Should you like to check some of the legislation I have mentioned then please by all means refer to: and type in the search box either 'The Armed Forces Act 2006' or 'The Police and Criminal Evidence Act 1984'. This will bring up either relevant piece of legislation.

James left an annotation ()

Dear Exemplo Ducemus

Thank you for your comments - your youth, loyalty and enthusiasm are not in question, neither is the reputation of the vast majority of the members of the RMP. However, you are a little naive to the point of this thread.

The RMP are NOT subject to any INDEPENDENT oversight. PM Army (who I have spoken to personally on several occasions) is a serving member of the Army and can not be independent of Army Policy and policy pressures.
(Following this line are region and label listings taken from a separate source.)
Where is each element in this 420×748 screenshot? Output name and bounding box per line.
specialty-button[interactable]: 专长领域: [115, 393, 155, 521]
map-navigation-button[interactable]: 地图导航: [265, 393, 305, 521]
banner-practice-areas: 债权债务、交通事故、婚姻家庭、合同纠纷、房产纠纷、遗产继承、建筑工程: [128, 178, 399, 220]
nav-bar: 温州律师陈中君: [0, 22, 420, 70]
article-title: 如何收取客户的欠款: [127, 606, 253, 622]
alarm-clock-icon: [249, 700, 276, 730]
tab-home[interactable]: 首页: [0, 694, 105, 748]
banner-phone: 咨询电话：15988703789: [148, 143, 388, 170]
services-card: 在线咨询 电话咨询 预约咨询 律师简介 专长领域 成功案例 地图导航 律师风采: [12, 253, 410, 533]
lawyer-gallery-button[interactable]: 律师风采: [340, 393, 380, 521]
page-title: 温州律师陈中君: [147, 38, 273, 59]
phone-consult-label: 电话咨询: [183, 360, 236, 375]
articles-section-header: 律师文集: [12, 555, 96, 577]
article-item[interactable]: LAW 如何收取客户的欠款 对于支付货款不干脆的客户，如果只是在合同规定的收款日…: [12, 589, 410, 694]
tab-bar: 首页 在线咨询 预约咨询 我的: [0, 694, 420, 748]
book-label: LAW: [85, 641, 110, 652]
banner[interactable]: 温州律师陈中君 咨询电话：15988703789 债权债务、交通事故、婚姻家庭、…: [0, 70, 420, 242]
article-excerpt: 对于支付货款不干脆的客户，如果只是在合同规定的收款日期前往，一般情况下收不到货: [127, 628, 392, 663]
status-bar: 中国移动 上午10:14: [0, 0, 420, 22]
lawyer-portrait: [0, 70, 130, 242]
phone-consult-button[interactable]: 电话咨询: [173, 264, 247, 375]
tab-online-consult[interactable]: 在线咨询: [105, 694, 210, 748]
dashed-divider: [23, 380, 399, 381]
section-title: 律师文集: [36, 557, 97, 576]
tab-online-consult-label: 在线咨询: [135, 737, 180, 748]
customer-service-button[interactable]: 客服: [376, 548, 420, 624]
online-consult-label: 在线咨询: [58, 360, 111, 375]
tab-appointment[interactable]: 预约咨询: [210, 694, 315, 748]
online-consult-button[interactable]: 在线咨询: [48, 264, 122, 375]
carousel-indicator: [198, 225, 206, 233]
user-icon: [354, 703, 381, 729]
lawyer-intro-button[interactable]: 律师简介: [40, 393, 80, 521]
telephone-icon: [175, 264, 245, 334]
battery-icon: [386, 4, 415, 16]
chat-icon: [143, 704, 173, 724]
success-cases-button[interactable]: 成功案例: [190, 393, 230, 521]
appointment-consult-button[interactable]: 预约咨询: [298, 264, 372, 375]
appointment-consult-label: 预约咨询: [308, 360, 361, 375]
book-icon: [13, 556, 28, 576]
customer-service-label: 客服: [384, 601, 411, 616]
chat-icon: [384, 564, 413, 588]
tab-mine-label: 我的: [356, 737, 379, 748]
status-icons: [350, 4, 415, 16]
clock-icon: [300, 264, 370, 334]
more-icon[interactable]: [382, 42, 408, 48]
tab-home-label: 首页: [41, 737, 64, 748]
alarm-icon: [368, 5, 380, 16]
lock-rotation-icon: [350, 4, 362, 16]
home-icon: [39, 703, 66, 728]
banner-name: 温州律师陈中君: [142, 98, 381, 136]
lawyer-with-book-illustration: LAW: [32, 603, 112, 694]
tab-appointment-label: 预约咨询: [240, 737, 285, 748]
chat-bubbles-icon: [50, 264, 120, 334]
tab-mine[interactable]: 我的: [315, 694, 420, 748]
If CGS tells him to change the RMP Beret Colour then PM Army has to do it....

HM Inspector of Constabularies does not investigate the sorts of cases that the IPCC does on behalf of Civilian Police Forces they are not an independent oversight organisation, they are merely looking at professional standards in a general way to tick the box that the title Police can be used.

The generation of 1st Bde RMP will have no effect and will be administered via HQ Army (a HQ not independent of the Army)

Your training for cuffs and batons may meet the required standards but if you use them incorrectly then there is no INDEPENDENT investigation means.

The application of PACE is wonderful but the guidance for its application issued by ACCPO is selected by PM Army, he does not have to follow ACCPO guidance if he doesn't want to.

The RMP are subject to the AFA 2006 but JSP831 and others prevents complaints against members of the RMP whilst they are on duty...these complaints have to be investigated by PM (A) ....who is not independent.

I think my point has been made.

G Clarke left an annotation ()

The point you all miss is that the civilian police are authorised by statute, and the alleged offence is tested in a courtroom. The R.M.P. is a component of an armed force authorised by statute - yes - but tested at the end of a weapon. I will not be subject to the totally alien and offensive idea of a serving member of the Armed Forces exercising any authority over me.

Bill Graham left an annotation ()

This thread has a lot of emotion in it and a number of different quoted facts:

Is it therefore true that the legal authority for the RMP to act is the Service Act.

Their only formal powers are the same as Citizens Arrest and because they have the name police in their title they have dispensation to use marked, blue light, vehicles.

I do not understand why PM Army can chose which ACPO guidelines he follows, nor why the RMP are not subject to IPCC oversight - can anyone explain this?